One gotcha: PDF coordinates use bottom-left origin, but the React PDF viewer uses top-left. Every Y coordinate gets flipped during ingestion:

y = pageHeight - transform[5] - (height || 10)

Each chunk is then embedded with gemini-embedding-001 and stored in a Supabase pgvector index with an HNSW index for fast cosine similarity search.

2. Search during the Live session

When you ask a question, the Live session calls search_document. The frontend hits the backend's /query endpoint, which embeds your query and runs a cosine similarity search against the document's chunks. The top results come back with page numbers and bounding boxes.

3. Spatial highlight

The model then calls focus_document_section with the page and an array of bounding box coordinates. The frontend jumps the PDF viewer to the right page and renders yellow highlight overlays at the exact pixel positions of the relevant sentences:

// Convert stored PDF-point bboxes to percentage overlays
const highlight = {
  pageIndex,
  left:   (bx / pageWidthPx) * 100,
  top:    (by / pageHeightPx) * 100,
  width:  (bw / pageWidthPx) * 100,
  height: (bh / pageHeightPx) * 100,
};

You hear the answer and see it highlighted on the page at the same moment.

The Compose Studio

Beyond single-image editing, Say Edit has a Compose Studio that merges two photos by voice:

"Dress the person from A in the outfit from B."
"Put the product on the background from B."

Both images are encoded as base64 and sent to Gemini image generation together:

const response = await ai.models.generateContent({
  model: 'gemini-3.1-flash-image-preview',
  contents: [
    { inlineData: { mimeType: imgA.type, data: base64A } },
    { inlineData: { mimeType: imgB.type, data: base64B } },
    { text: `Composition request: "${prompt}". Return ONLY the composed image.` }
  ],
  config: { responseModalities: ['IMAGE', 'TEXT'] }
});

The result lands in the same history stack as regular edits — so you can compose two images together and then keep refining the result by voice.

Infrastructure — Google Cloud Run

Both the frontend (React + Vite) and the backend (NestJS) are containerized and deployed to Google Cloud Run.

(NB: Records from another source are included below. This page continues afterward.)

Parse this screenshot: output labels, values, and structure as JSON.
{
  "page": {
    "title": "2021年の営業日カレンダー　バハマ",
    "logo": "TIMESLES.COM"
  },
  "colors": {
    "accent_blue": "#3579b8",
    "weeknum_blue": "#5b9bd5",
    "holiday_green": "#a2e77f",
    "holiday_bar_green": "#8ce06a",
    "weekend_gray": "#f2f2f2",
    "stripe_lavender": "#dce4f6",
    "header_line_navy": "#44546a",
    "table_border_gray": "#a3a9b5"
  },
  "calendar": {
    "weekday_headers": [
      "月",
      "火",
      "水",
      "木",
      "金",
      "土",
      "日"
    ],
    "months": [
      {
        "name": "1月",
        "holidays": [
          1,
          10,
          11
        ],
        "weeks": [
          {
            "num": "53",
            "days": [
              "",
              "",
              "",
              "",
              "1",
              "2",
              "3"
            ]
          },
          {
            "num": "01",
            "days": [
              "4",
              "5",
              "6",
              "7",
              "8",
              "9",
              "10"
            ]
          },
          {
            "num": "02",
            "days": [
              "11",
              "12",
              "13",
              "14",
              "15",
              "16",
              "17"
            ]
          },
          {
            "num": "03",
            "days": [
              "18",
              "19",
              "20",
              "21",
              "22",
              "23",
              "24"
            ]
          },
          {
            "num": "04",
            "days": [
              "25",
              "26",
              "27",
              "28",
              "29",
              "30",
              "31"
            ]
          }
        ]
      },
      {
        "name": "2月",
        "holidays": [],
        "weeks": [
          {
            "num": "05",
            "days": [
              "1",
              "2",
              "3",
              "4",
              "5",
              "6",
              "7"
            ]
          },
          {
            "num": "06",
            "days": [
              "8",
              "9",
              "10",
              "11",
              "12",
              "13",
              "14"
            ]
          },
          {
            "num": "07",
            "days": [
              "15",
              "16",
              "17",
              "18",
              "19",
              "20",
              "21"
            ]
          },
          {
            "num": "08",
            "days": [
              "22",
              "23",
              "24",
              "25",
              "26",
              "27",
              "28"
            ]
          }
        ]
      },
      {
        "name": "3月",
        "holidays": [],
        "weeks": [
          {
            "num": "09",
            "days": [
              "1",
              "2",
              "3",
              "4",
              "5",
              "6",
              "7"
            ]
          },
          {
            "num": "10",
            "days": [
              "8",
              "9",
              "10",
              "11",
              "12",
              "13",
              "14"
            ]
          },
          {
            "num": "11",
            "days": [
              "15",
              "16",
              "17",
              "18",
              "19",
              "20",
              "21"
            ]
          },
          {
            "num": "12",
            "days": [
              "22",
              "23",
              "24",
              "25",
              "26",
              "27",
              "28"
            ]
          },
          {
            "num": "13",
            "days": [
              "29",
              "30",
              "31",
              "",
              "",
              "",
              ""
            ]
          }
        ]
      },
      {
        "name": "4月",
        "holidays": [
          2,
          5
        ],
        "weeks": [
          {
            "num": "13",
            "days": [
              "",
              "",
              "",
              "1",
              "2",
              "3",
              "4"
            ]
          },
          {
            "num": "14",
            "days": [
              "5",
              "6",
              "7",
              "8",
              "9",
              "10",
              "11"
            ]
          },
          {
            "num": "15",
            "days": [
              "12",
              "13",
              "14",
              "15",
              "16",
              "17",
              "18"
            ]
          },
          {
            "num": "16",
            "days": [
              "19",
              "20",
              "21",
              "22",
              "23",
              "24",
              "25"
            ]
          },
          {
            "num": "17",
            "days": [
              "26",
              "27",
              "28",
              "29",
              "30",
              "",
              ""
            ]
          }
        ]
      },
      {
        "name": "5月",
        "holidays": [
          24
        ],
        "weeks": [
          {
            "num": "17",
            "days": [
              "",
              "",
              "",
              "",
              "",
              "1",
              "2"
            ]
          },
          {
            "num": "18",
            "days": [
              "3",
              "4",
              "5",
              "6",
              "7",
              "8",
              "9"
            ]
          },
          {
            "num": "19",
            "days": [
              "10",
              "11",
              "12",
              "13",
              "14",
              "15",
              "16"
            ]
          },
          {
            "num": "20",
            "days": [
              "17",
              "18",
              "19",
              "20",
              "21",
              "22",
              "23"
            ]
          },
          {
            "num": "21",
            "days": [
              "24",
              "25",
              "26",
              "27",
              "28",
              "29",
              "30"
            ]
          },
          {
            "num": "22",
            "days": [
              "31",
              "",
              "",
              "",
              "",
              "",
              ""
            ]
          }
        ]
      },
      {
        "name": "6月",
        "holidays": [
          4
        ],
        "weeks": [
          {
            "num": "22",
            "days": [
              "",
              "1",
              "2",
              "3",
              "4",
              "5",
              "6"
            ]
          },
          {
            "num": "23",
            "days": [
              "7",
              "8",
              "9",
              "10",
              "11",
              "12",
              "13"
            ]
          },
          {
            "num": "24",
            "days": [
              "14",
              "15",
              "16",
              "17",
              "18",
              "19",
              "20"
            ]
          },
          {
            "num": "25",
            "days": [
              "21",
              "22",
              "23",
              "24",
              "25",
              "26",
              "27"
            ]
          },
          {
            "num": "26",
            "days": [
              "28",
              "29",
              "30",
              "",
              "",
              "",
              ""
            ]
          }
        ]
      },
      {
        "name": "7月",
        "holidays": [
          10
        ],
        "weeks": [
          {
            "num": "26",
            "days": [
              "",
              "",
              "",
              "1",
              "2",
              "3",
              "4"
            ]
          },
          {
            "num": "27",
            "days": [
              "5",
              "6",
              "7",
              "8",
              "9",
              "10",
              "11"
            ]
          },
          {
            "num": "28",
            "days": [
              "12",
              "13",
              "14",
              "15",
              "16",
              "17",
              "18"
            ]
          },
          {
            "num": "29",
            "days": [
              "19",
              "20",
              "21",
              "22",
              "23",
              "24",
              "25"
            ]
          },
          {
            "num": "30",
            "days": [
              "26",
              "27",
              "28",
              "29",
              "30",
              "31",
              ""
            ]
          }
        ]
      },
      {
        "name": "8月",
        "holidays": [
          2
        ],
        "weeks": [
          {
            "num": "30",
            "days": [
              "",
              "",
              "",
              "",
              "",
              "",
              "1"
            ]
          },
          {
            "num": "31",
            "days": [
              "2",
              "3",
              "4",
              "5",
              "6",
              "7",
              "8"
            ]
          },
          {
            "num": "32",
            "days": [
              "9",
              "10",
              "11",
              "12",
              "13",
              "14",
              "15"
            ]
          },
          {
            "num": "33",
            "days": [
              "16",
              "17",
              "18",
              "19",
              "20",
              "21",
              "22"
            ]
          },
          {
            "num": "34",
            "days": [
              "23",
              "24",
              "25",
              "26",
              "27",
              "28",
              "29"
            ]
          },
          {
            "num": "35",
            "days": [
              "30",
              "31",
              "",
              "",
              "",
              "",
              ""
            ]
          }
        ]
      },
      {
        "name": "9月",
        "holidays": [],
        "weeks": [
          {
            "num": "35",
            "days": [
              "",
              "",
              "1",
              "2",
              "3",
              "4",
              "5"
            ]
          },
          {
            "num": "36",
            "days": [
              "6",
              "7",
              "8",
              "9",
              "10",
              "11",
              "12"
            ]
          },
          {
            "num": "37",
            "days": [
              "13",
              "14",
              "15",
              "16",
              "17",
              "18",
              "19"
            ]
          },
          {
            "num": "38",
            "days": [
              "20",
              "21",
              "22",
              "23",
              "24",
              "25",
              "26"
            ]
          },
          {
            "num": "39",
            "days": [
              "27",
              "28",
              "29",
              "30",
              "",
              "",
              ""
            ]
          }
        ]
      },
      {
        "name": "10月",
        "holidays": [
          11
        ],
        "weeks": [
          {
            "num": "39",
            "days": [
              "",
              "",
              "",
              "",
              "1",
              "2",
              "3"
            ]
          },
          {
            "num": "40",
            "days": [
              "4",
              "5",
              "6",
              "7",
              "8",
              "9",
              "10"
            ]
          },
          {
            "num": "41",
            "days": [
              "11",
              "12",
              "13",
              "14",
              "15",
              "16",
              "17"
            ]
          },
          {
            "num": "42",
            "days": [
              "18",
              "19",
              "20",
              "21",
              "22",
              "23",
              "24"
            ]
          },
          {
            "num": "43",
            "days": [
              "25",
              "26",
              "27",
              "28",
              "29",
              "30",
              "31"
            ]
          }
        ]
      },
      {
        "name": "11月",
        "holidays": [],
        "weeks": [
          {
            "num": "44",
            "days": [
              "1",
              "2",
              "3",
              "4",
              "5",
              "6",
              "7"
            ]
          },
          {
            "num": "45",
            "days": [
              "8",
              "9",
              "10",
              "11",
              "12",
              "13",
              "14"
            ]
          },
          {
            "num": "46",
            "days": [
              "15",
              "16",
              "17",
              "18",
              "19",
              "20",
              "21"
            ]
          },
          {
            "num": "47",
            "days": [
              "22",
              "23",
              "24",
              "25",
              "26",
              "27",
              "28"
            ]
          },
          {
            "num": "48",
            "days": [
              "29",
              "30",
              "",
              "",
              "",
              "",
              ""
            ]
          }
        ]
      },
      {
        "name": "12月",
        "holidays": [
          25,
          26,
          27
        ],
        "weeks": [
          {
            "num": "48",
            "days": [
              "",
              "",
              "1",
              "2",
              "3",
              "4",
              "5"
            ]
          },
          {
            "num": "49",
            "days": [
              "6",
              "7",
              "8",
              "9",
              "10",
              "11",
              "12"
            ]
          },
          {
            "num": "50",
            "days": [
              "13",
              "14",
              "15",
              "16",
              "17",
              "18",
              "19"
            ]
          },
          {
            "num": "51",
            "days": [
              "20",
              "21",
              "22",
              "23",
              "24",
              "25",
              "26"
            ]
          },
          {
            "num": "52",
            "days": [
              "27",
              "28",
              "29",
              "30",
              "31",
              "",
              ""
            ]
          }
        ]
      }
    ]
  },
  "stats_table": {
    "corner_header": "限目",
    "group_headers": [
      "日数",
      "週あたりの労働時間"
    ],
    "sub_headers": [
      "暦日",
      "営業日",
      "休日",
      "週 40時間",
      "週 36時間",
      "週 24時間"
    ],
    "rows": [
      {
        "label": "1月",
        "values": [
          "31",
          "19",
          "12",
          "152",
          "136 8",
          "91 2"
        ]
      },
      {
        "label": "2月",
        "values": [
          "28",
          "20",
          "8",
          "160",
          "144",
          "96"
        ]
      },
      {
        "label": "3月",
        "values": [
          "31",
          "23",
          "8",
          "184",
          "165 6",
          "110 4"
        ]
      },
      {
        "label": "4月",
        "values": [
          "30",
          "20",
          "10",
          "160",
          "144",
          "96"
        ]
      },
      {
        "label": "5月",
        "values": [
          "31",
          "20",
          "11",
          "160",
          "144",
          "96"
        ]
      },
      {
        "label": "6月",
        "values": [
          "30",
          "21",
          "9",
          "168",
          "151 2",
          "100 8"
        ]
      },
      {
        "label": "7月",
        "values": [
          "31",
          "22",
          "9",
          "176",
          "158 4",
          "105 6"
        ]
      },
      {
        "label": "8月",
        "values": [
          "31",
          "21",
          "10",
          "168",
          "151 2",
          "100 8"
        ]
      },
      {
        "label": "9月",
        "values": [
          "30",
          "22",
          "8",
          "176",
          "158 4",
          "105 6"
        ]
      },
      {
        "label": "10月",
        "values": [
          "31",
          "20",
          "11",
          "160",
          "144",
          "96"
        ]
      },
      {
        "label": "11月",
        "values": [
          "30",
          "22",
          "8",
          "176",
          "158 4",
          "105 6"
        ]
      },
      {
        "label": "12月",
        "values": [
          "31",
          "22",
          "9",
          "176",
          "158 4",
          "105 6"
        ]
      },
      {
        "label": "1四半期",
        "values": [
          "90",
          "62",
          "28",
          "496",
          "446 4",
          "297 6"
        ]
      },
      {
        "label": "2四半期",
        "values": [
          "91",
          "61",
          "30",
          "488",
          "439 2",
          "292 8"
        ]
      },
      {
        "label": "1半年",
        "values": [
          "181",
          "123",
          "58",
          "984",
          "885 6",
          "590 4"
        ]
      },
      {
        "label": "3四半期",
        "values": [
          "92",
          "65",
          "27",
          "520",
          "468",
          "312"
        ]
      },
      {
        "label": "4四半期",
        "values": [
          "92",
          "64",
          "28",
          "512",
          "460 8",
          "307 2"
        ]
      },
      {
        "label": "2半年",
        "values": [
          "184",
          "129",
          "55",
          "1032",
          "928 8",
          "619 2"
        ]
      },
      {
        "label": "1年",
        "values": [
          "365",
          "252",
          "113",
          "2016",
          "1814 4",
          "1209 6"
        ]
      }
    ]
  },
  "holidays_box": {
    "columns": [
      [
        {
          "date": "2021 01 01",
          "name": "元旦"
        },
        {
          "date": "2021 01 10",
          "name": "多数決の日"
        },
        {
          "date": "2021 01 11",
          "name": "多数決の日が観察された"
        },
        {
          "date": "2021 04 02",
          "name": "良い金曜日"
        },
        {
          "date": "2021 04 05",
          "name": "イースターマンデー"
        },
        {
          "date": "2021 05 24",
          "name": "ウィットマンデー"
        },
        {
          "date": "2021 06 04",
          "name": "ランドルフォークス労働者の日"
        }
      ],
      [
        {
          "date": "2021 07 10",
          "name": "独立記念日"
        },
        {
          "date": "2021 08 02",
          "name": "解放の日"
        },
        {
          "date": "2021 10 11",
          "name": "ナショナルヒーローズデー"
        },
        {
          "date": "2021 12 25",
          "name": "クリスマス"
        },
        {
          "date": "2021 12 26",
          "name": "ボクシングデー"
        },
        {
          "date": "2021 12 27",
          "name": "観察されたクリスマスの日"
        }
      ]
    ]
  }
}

The Dockerfile for the frontend bakes the Vite environment variables at build time using ARG injection:

ARG VITE_GEMINI_API_KEY
ARG VITE_BACKEND_URL
RUN echo "VITE_GEMINI_API_KEY=$VITE_GEMINI_API_KEY" > .env
RUN echo "VITE_BACKEND_URL=$VITE_BACKEND_URL" >> .env
RUN npx vite build

Deploy with:

gcloud run deploy say-edit \
  --source . \
  --region us-central1 \
  --allow-unauthenticated \
  --set-build-env-vars "VITE_GEMINI_API_KEY=...,VITE_BACKEND_URL=..."

What I Learned

The Live API's interruption model is the whole game. Every other voice interface I've used makes you wait. The ability to interrupt mid-sentence — backed by a proper server-side signal rather than a client-side hack — is what makes Say Edit feel like a real conversation.

Tool design is UX design. The get_current_hotspot tool exists purely so users can say "edit this" without re-stating coordinates. Getting the tool schema right — what the model calls, when, and with what arguments — determines the quality of the interaction more than any UI element.

Refs are mandatory in Live API callbacks. Any async callback registered at session start captures stale React state. The ref-mirror pattern is non-negotiable.

PDF extraction is harder than it looks. pdfjs-dist gives you transform matrices, not sentences. The grouping and chunking pipeline is the most underestimated part of the whole system.